Suttie believes the motive for the charges was entirely selfish, and was related to a previous unrelated case against the complainant. Whether this was the motive for the case or not, Suttie is certain that the complainant wasn't obliged to pay anywhere near the life savings that the ETK owner/trainer lost on legal fees to clear his name.

It's not just about the money though. Running one of NZ's most popular and respected Thai boxing gyms requires a certain amount of kudos, and being charged with aggravated robbery and blackmail is bound to effect people's perception. "I was mainly worried about my kids classes, and the parents," says Suttie, shaking his head, "it's not a good thing to have hanging over your head, and you're certainly not going to get sponsors while it's going on. It definitely wasn't good for my business." A tight curfew for the first two months, followed by travel restrictions on the promoter, didn't help things either. Travel to overseas Thai boxing shows being an important part of the trainer/promoter's business, it was particularly prohibitive having to pay around a thousand dollars each time he travelled. "I had to apply to a lawyer, who would apply to the police, and get a letter from promoters stating that I was visiting for kickboxing - that was the only way I was allowed to leave the country," he explains with a pained look. The other three defendants had their passports confiscated for the duration of the 15 months. 

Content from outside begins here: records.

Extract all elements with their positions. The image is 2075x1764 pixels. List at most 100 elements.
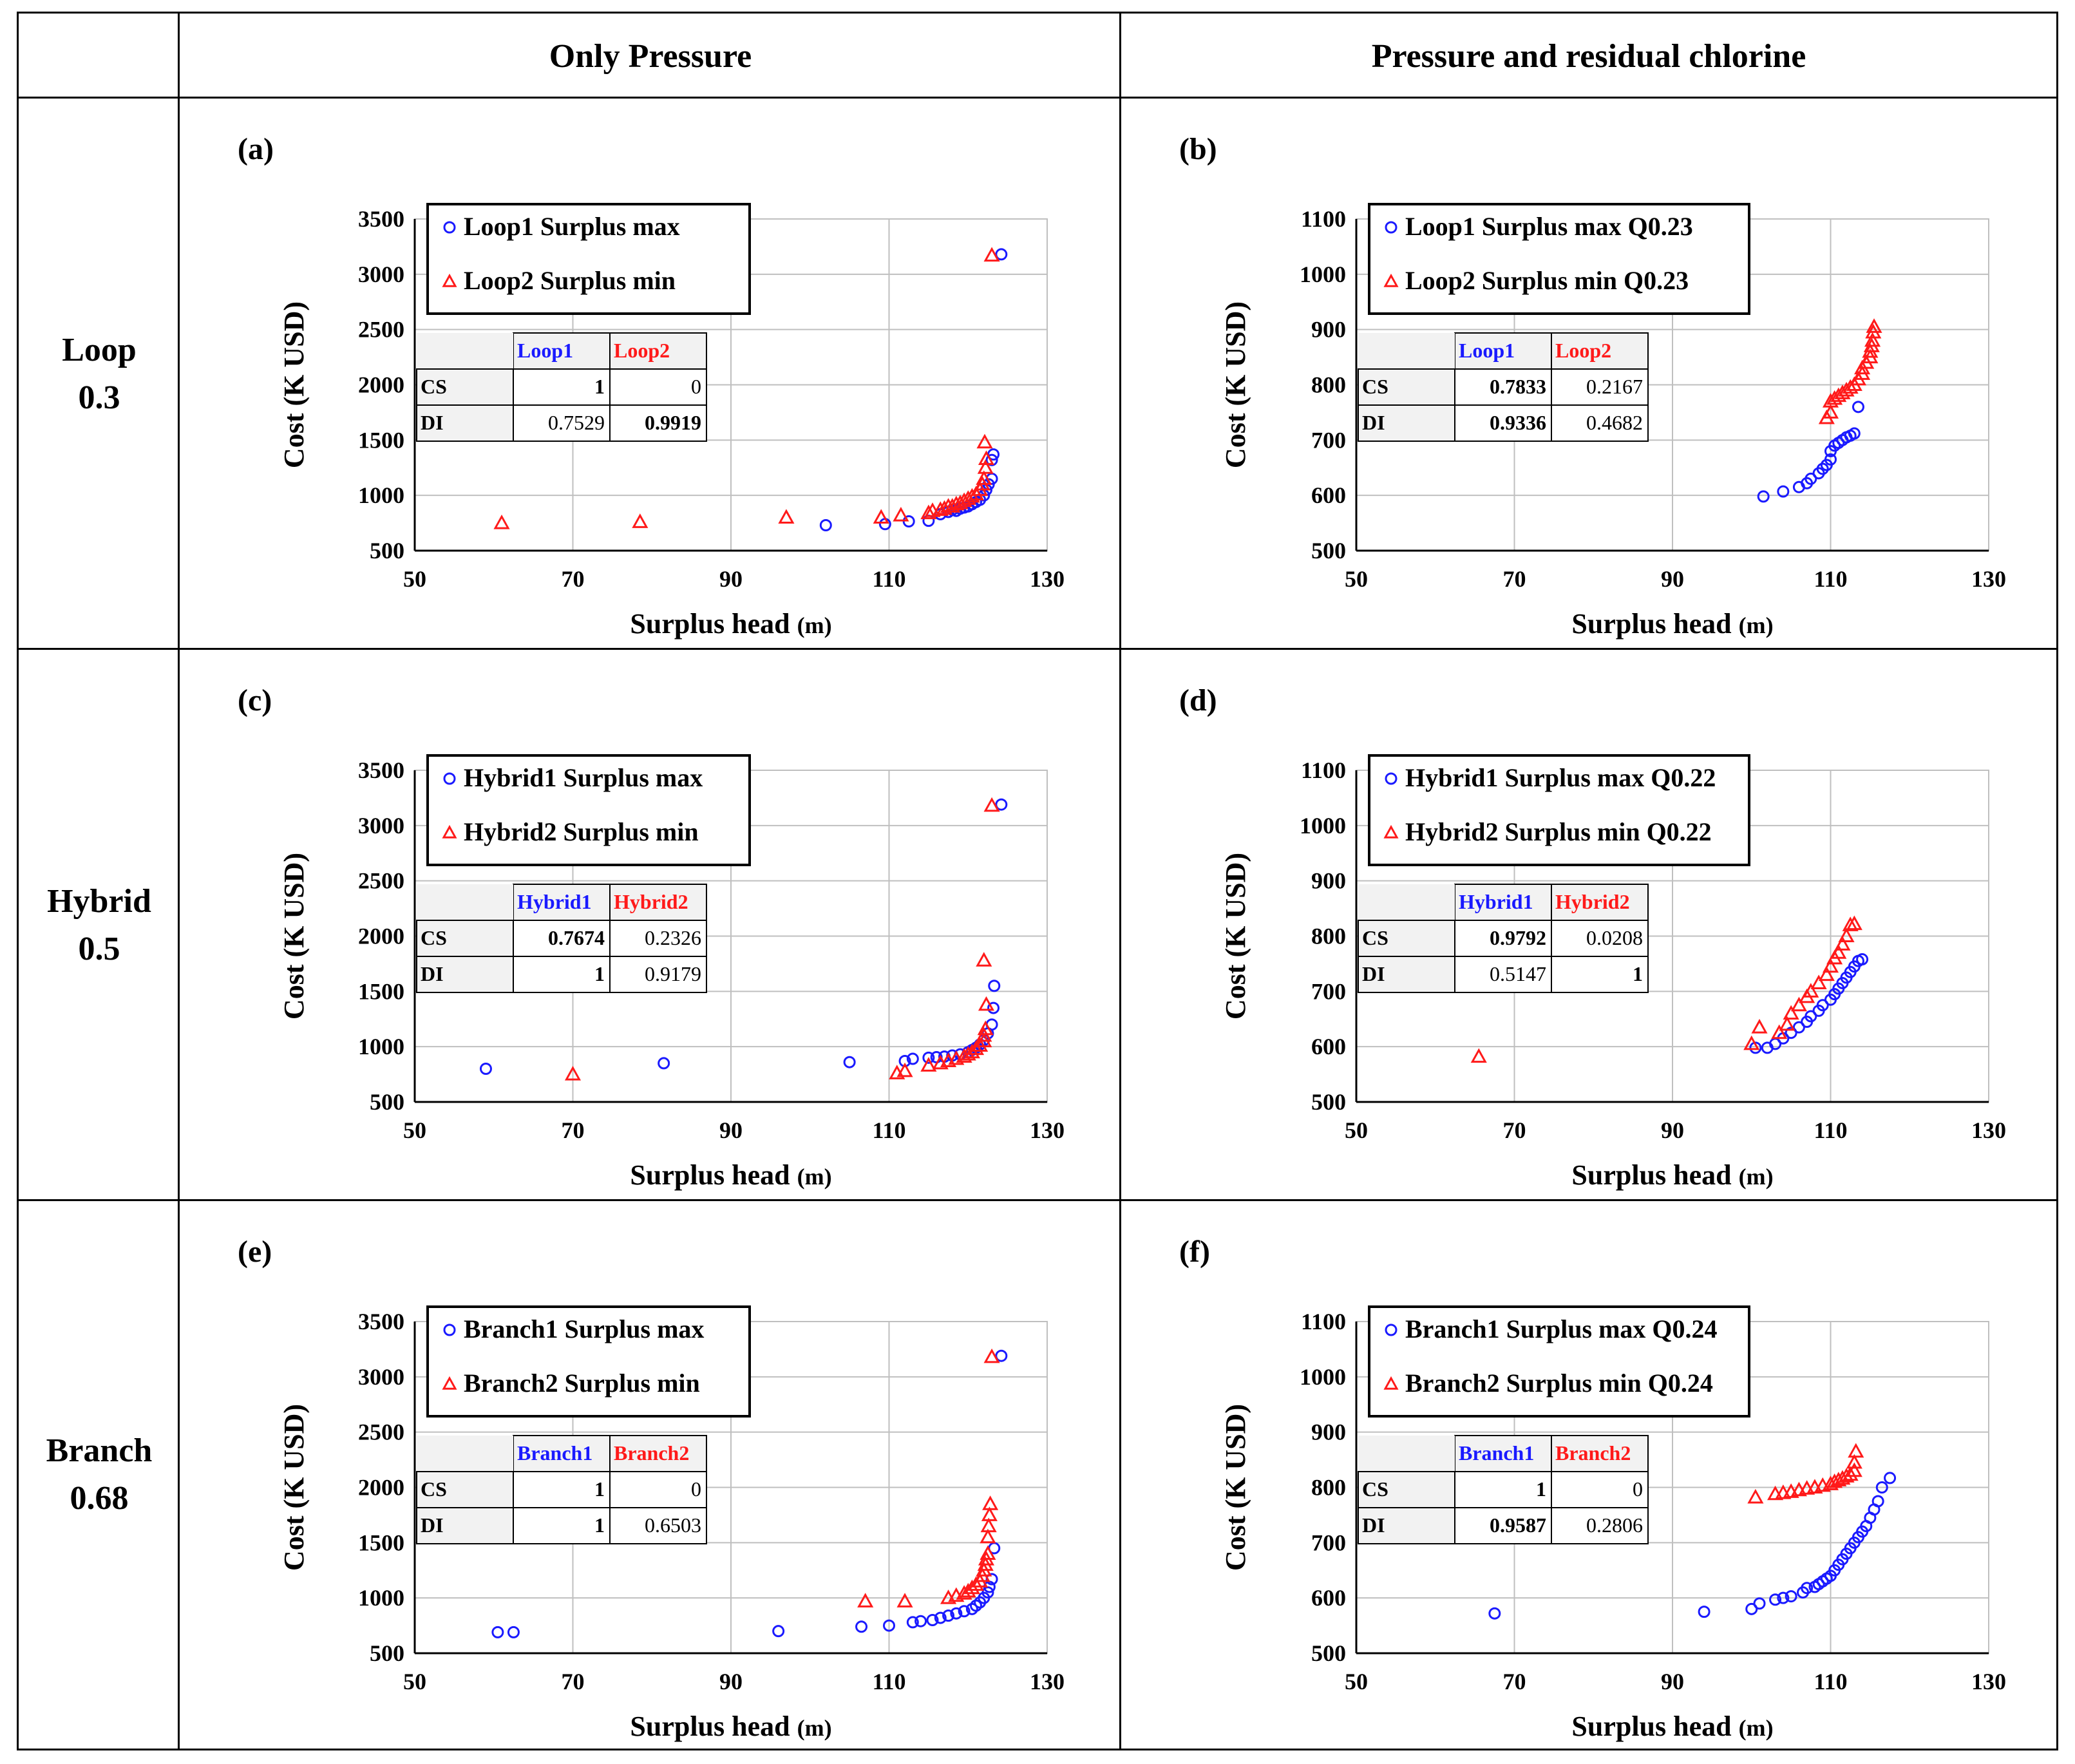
data-point bbox=[920, 504, 937, 520]
data-point bbox=[995, 1349, 1008, 1362]
x-tick-label: 70 bbox=[1503, 1669, 1526, 1694]
data-point bbox=[1852, 401, 1864, 413]
y-tick-label: 600 bbox=[1311, 1585, 1346, 1611]
table-row-label: DI bbox=[1362, 411, 1385, 434]
table-value: 1 bbox=[1633, 962, 1643, 985]
table-value-cell bbox=[609, 368, 707, 406]
table-value-cell bbox=[609, 920, 707, 957]
y-tick-label: 2000 bbox=[358, 372, 404, 398]
data-point bbox=[1771, 1024, 1788, 1039]
table-value: 1 bbox=[1536, 1477, 1546, 1501]
y-tick-label: 500 bbox=[370, 1089, 404, 1115]
data-point bbox=[906, 1052, 919, 1065]
data-point bbox=[976, 470, 992, 485]
table-value-cell bbox=[1551, 920, 1649, 957]
data-point bbox=[1777, 1591, 1790, 1604]
data-point bbox=[1846, 1462, 1862, 1477]
y-tick-label: 1000 bbox=[358, 1034, 404, 1059]
legend-entry: Hybrid2 Surplus min Q0.22 bbox=[1405, 817, 1712, 846]
data-point bbox=[1866, 318, 1882, 333]
table-value: 0 bbox=[691, 375, 701, 398]
x-tick-label: 90 bbox=[719, 566, 743, 592]
table-header-label: Branch2 bbox=[1555, 1441, 1631, 1465]
data-point bbox=[1785, 1027, 1797, 1039]
chart-panel-c: (c) 50 70 90 110 130 500 1000 1500 2000 2500 3000 35… bbox=[181, 651, 1121, 1199]
data-point bbox=[922, 515, 935, 527]
table-row-label: DI bbox=[1362, 962, 1385, 985]
table-value: 0.4682 bbox=[1586, 411, 1643, 434]
table-value: 1 bbox=[594, 962, 605, 985]
y-tick-label: 1100 bbox=[1301, 1309, 1346, 1334]
data-point bbox=[507, 1626, 520, 1638]
table-value: 0.9792 bbox=[1490, 926, 1546, 949]
legend-marker-circle bbox=[443, 772, 456, 785]
table-value: 1 bbox=[594, 1513, 605, 1537]
y-axis-label: Cost (K USD) bbox=[278, 301, 310, 468]
x-tick-label: 90 bbox=[1661, 1669, 1684, 1694]
data-point bbox=[977, 459, 994, 474]
chart-svg: (d) 50 70 90 110 130 500 600 700 800 900 1000 1100 Su… bbox=[1179, 683, 2006, 1191]
table-value: 0.2326 bbox=[645, 926, 701, 949]
grid-divider bbox=[178, 14, 180, 1749]
x-tick-label: 50 bbox=[1345, 566, 1368, 592]
legend-entry: Branch1 Surplus max bbox=[464, 1314, 704, 1343]
table-header-label: Hybrid2 bbox=[614, 890, 688, 913]
y-tick-label: 900 bbox=[1311, 317, 1346, 343]
table-row-label-cell bbox=[1358, 1507, 1455, 1544]
y-tick-label: 700 bbox=[1311, 427, 1346, 453]
table-value: 1 bbox=[594, 1477, 605, 1501]
legend-marker-circle bbox=[1385, 221, 1398, 234]
chart-svg: (b) 50 70 90 110 130 500 600 700 800 900 1000 1100 Su… bbox=[1179, 132, 2006, 640]
y-tick-label: 3000 bbox=[358, 1364, 404, 1390]
table-header-label: Loop2 bbox=[1555, 339, 1611, 362]
y-tick-label: 1500 bbox=[358, 1530, 404, 1555]
table-corner-cell bbox=[1358, 884, 1455, 920]
legend-box bbox=[426, 203, 751, 315]
y-tick-label: 3500 bbox=[358, 1309, 404, 1334]
x-axis-label-text: Surplus head bbox=[630, 608, 797, 640]
legend-entry: Branch1 Surplus max Q0.24 bbox=[1405, 1314, 1718, 1343]
table-value-cell bbox=[1454, 956, 1552, 993]
table-row-label-cell bbox=[1358, 368, 1455, 406]
data-point bbox=[493, 514, 510, 529]
figure-grid: Only Pressure Pressure and residual chlo… bbox=[17, 12, 2058, 1750]
data-point bbox=[967, 1576, 985, 1591]
table-row-label-cell bbox=[416, 368, 514, 406]
table-value: 0.7833 bbox=[1490, 375, 1546, 398]
x-tick-label: 90 bbox=[719, 1117, 743, 1143]
data-point bbox=[977, 1020, 994, 1036]
table-value-cell bbox=[1551, 956, 1649, 993]
table-value-cell bbox=[513, 1471, 611, 1508]
x-axis-label-text: Surplus head bbox=[630, 1711, 797, 1742]
data-point bbox=[976, 433, 993, 449]
legend-marker-circle bbox=[443, 1323, 456, 1336]
x-axis-label-text: Surplus head bbox=[1571, 1711, 1738, 1742]
y-tick-label: 3500 bbox=[358, 757, 404, 783]
legend-box bbox=[1368, 203, 1750, 315]
data-point bbox=[1816, 999, 1829, 1012]
data-point bbox=[1745, 1602, 1758, 1615]
legend-entry: Hybrid1 Surplus max Q0.22 bbox=[1405, 763, 1716, 792]
x-axis-unit: (m) bbox=[1739, 1164, 1774, 1190]
data-point bbox=[988, 980, 1001, 992]
x-axis-label: Surplus head (m) bbox=[1571, 608, 1773, 640]
table-value-cell bbox=[609, 956, 707, 993]
table-value-cell bbox=[513, 368, 611, 406]
data-point bbox=[873, 509, 889, 524]
x-axis-label: Surplus head (m) bbox=[630, 1159, 831, 1191]
data-point bbox=[1884, 1472, 1897, 1484]
y-tick-label: 800 bbox=[1311, 924, 1346, 949]
data-point bbox=[983, 247, 1000, 262]
legend-entry: Branch2 Surplus min Q0.24 bbox=[1405, 1369, 1713, 1398]
y-axis-label: Cost (K USD) bbox=[1220, 301, 1251, 468]
data-point bbox=[896, 1593, 913, 1608]
y-tick-label: 1000 bbox=[1300, 813, 1346, 839]
legend-marker-triangle bbox=[442, 1376, 457, 1390]
table-value-cell bbox=[609, 1507, 707, 1544]
table-value: 0.9336 bbox=[1490, 411, 1546, 434]
panel-label: (f) bbox=[1179, 1235, 1210, 1269]
y-tick-label: 500 bbox=[1311, 538, 1346, 564]
data-point bbox=[942, 1609, 955, 1622]
table-value: 0.2167 bbox=[1586, 375, 1643, 398]
row-header-loop: Loop 0.3 bbox=[19, 99, 180, 650]
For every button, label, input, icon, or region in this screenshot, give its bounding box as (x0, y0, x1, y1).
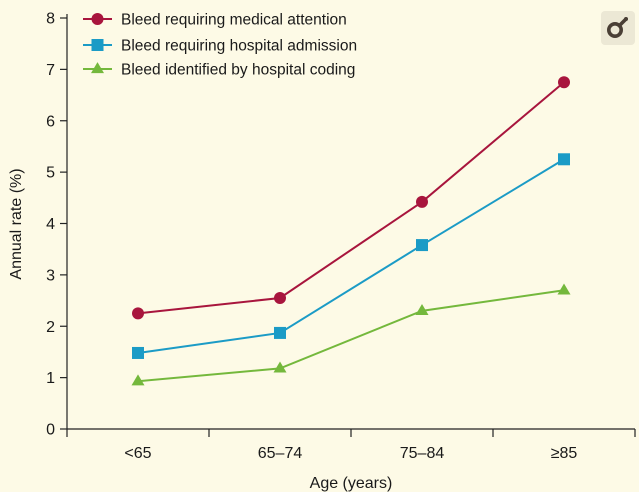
data-point (131, 374, 145, 386)
x-tick-label: 75–84 (400, 445, 445, 462)
y-tick-label: 5 (46, 165, 55, 182)
data-point (132, 346, 144, 359)
legend-label: Bleed requiring hospital admission (121, 38, 357, 55)
y-tick-label: 2 (46, 319, 55, 336)
y-tick-label: 6 (46, 113, 55, 130)
y-tick-label: 0 (46, 422, 55, 439)
x-axis: <65 65–74 75–84 ≥85 (66, 428, 636, 462)
legend-marker (91, 39, 104, 51)
y-tick-label: 3 (46, 267, 55, 284)
data-point (558, 153, 570, 166)
data-point (557, 283, 571, 295)
data-point (415, 304, 429, 316)
series-triangle (131, 283, 571, 386)
series-layer (131, 76, 571, 386)
y-axis: 0 1 2 3 4 5 6 7 8 (46, 11, 68, 439)
x-tick-label: ≥85 (551, 445, 578, 462)
y-axis-title: Annual rate (%) (8, 168, 25, 279)
legend-item: Bleed identified by hospital coding (83, 62, 355, 79)
legend-item: Bleed requiring hospital admission (83, 38, 357, 55)
male-symbol-badge (601, 11, 635, 45)
data-point (274, 291, 286, 304)
y-tick-label: 8 (46, 11, 55, 28)
legend-marker (91, 62, 104, 74)
x-tick-label: 65–74 (258, 445, 303, 462)
x-tick-label: <65 (124, 445, 151, 462)
x-axis-title: Age (years) (310, 475, 393, 492)
data-point (558, 76, 570, 89)
legend-item: Bleed requiring medical attention (83, 12, 347, 29)
y-tick-label: 1 (46, 370, 55, 387)
series-line (137, 81, 565, 315)
legend-label: Bleed requiring medical attention (121, 12, 347, 29)
series-square (132, 153, 570, 359)
data-point (274, 326, 286, 339)
legend-marker (91, 13, 104, 25)
y-tick-label: 4 (46, 216, 55, 233)
legend-label: Bleed identified by hospital coding (121, 62, 355, 79)
data-point (273, 361, 287, 373)
y-tick-label: 7 (46, 62, 55, 79)
series-line (137, 158, 565, 354)
series-line (137, 289, 565, 383)
data-point (416, 239, 428, 252)
legend: Bleed requiring medical attention Bleed r… (83, 12, 357, 79)
series-circle (132, 76, 570, 320)
male-symbol-badge-bg (601, 11, 635, 45)
data-point (132, 307, 144, 320)
data-point (416, 195, 428, 208)
male-symbol-icon (606, 17, 628, 38)
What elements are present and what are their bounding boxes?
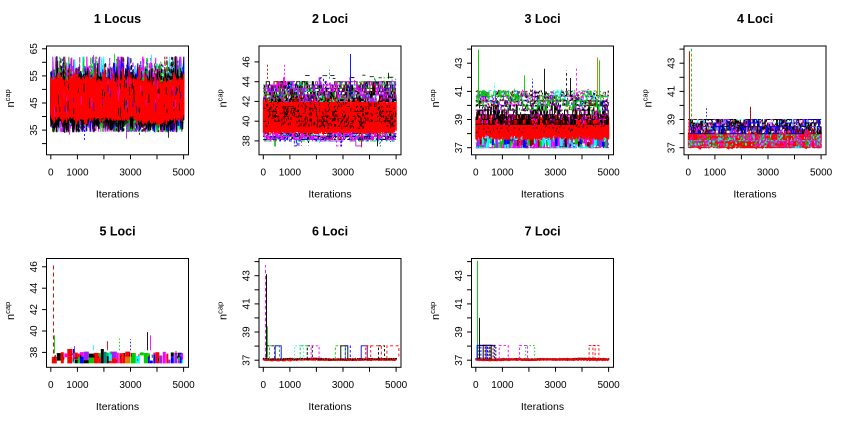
svg-text:2 Loci: 2 Loci xyxy=(312,12,348,26)
svg-text:Iterations: Iterations xyxy=(733,189,776,201)
svg-text:39: 39 xyxy=(454,326,465,338)
svg-text:3 Loci: 3 Loci xyxy=(524,12,560,26)
svg-text:1000: 1000 xyxy=(491,380,514,391)
svg-text:37: 37 xyxy=(454,354,465,366)
svg-text:3000: 3000 xyxy=(757,168,780,179)
svg-text:Iterations: Iterations xyxy=(308,401,351,413)
svg-text:3000: 3000 xyxy=(544,168,567,179)
svg-text:Iterations: Iterations xyxy=(521,189,564,201)
svg-text:5000: 5000 xyxy=(172,168,195,179)
svg-text:43: 43 xyxy=(454,270,465,282)
svg-text:0: 0 xyxy=(473,168,479,179)
svg-text:41: 41 xyxy=(454,85,465,97)
svg-text:35: 35 xyxy=(29,124,40,136)
svg-text:1000: 1000 xyxy=(279,380,302,391)
svg-text:41: 41 xyxy=(454,298,465,310)
svg-text:43: 43 xyxy=(242,270,253,282)
svg-text:0: 0 xyxy=(261,380,267,391)
svg-text:65: 65 xyxy=(29,43,40,55)
svg-text:0: 0 xyxy=(261,168,267,179)
svg-text:5000: 5000 xyxy=(385,168,408,179)
svg-text:46: 46 xyxy=(29,261,40,273)
svg-text:38: 38 xyxy=(242,135,253,147)
svg-text:5000: 5000 xyxy=(172,380,195,391)
svg-text:37: 37 xyxy=(242,354,253,366)
svg-text:42: 42 xyxy=(29,304,40,316)
svg-text:4 Loci: 4 Loci xyxy=(737,12,773,26)
svg-text:3000: 3000 xyxy=(119,168,142,179)
svg-text:45: 45 xyxy=(29,97,40,109)
svg-text:46: 46 xyxy=(242,56,253,68)
svg-text:7 Loci: 7 Loci xyxy=(524,225,560,239)
svg-text:1000: 1000 xyxy=(66,168,89,179)
svg-text:40: 40 xyxy=(29,325,40,337)
svg-text:38: 38 xyxy=(29,346,40,358)
svg-text:6 Loci: 6 Loci xyxy=(312,225,348,239)
svg-text:43: 43 xyxy=(667,57,678,69)
svg-text:1000: 1000 xyxy=(279,168,302,179)
svg-text:5000: 5000 xyxy=(385,380,408,391)
svg-text:0: 0 xyxy=(473,380,479,391)
svg-text:0: 0 xyxy=(686,168,692,179)
svg-text:Iterations: Iterations xyxy=(521,401,564,413)
svg-text:55: 55 xyxy=(29,70,40,82)
svg-text:3000: 3000 xyxy=(332,168,355,179)
svg-text:5000: 5000 xyxy=(597,168,620,179)
svg-text:5 Loci: 5 Loci xyxy=(99,225,135,239)
svg-text:1000: 1000 xyxy=(704,168,727,179)
svg-text:3000: 3000 xyxy=(544,380,567,391)
svg-text:3000: 3000 xyxy=(332,380,355,391)
svg-text:0: 0 xyxy=(48,380,54,391)
svg-text:Iterations: Iterations xyxy=(96,401,139,413)
svg-text:3000: 3000 xyxy=(119,380,142,391)
svg-text:44: 44 xyxy=(29,282,40,294)
svg-text:41: 41 xyxy=(667,85,678,97)
svg-text:39: 39 xyxy=(454,114,465,126)
svg-text:44: 44 xyxy=(242,76,253,88)
svg-text:39: 39 xyxy=(242,326,253,338)
svg-text:1000: 1000 xyxy=(66,380,89,391)
svg-text:5000: 5000 xyxy=(597,380,620,391)
svg-text:37: 37 xyxy=(667,142,678,154)
svg-text:41: 41 xyxy=(242,298,253,310)
svg-text:39: 39 xyxy=(667,114,678,126)
svg-text:5000: 5000 xyxy=(810,168,833,179)
svg-text:1000: 1000 xyxy=(491,168,514,179)
svg-text:Iterations: Iterations xyxy=(96,189,139,201)
svg-text:Iterations: Iterations xyxy=(308,189,351,201)
svg-text:0: 0 xyxy=(48,168,54,179)
svg-text:43: 43 xyxy=(454,57,465,69)
svg-text:40: 40 xyxy=(242,115,253,127)
svg-text:1 Locus: 1 Locus xyxy=(94,12,141,26)
svg-text:42: 42 xyxy=(242,95,253,107)
svg-text:37: 37 xyxy=(454,142,465,154)
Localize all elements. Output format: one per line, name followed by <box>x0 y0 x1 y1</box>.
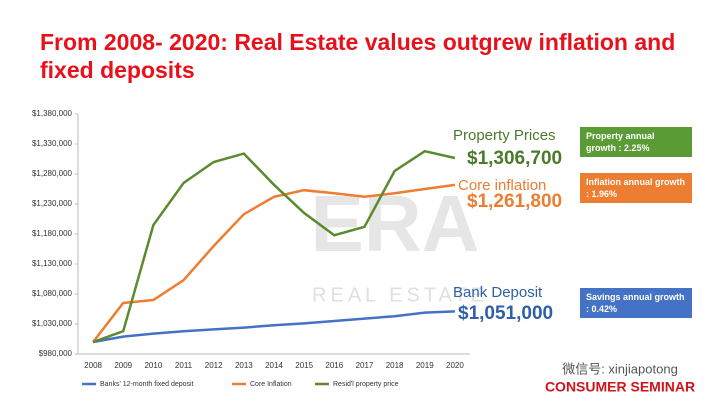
line <box>92 183 456 343</box>
legend-label: Banks' 12-month fixed deposit <box>100 381 194 388</box>
annotation: $1,306,700 <box>467 148 562 169</box>
growth-box: Inflation annual growth : 1.96% <box>580 173 692 203</box>
x-tick-label: 2010 <box>144 361 162 370</box>
x-tick-label: 2018 <box>386 361 404 370</box>
y-tick-label: $1,280,000 <box>32 169 73 178</box>
x-tick-label: 2014 <box>265 361 283 370</box>
x-tick-label: 2013 <box>235 361 253 370</box>
wechat-id: 微信号: xinjiapotong <box>562 361 678 376</box>
growth-box: Property annual growth : 2.25% <box>580 127 692 157</box>
y-tick-label: $1,130,000 <box>32 259 73 268</box>
y-tick-label: $980,000 <box>39 349 73 358</box>
y-tick-label: $1,230,000 <box>32 199 73 208</box>
legend-label: Core Inflation <box>250 381 292 388</box>
y-tick-label: $1,330,000 <box>32 139 73 148</box>
growth-box: Savings annual growth : 0.42% <box>580 288 692 318</box>
x-tick-label: 2019 <box>416 361 434 370</box>
x-tick-label: 2012 <box>205 361 223 370</box>
annotation: Bank Deposit <box>453 284 543 301</box>
x-tick-label: 2017 <box>356 361 374 370</box>
x-tick-label: 2008 <box>84 361 102 370</box>
y-tick-label: $1,380,000 <box>32 109 73 118</box>
annotation: Core inflation <box>458 177 546 194</box>
brand: CONSUMER SEMINAR <box>545 379 695 395</box>
y-tick-label: $1,080,000 <box>32 289 73 298</box>
line <box>92 310 455 344</box>
line <box>92 149 456 344</box>
annotation: $1,261,800 <box>467 191 562 212</box>
watermark-tagline: REAL ESTATE <box>312 284 488 306</box>
x-tick-label: 2020 <box>446 361 464 370</box>
y-tick-label: $1,030,000 <box>32 319 73 328</box>
x-tick-label: 2011 <box>175 361 193 370</box>
y-tick-label: $1,180,000 <box>32 229 73 238</box>
x-tick-label: 2015 <box>295 361 313 370</box>
annotation: Property Prices <box>453 127 556 144</box>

Personal grievances aside, Suttie believes the whole business "gives a bad name" to a NZ sport that "people already think of as a thug sport."
"I initially got involved in the dispute because I thought it wasn't a good look for kickboxers. After a year of this drama though, I just want to forget about it all and get on with my life. I won't be stepping in to help ever again. Last time I did, I ended up in the High Court. He betrayed my trust, and put myself, my friends and my family through hell. I have learnt a hard lesson from this experience."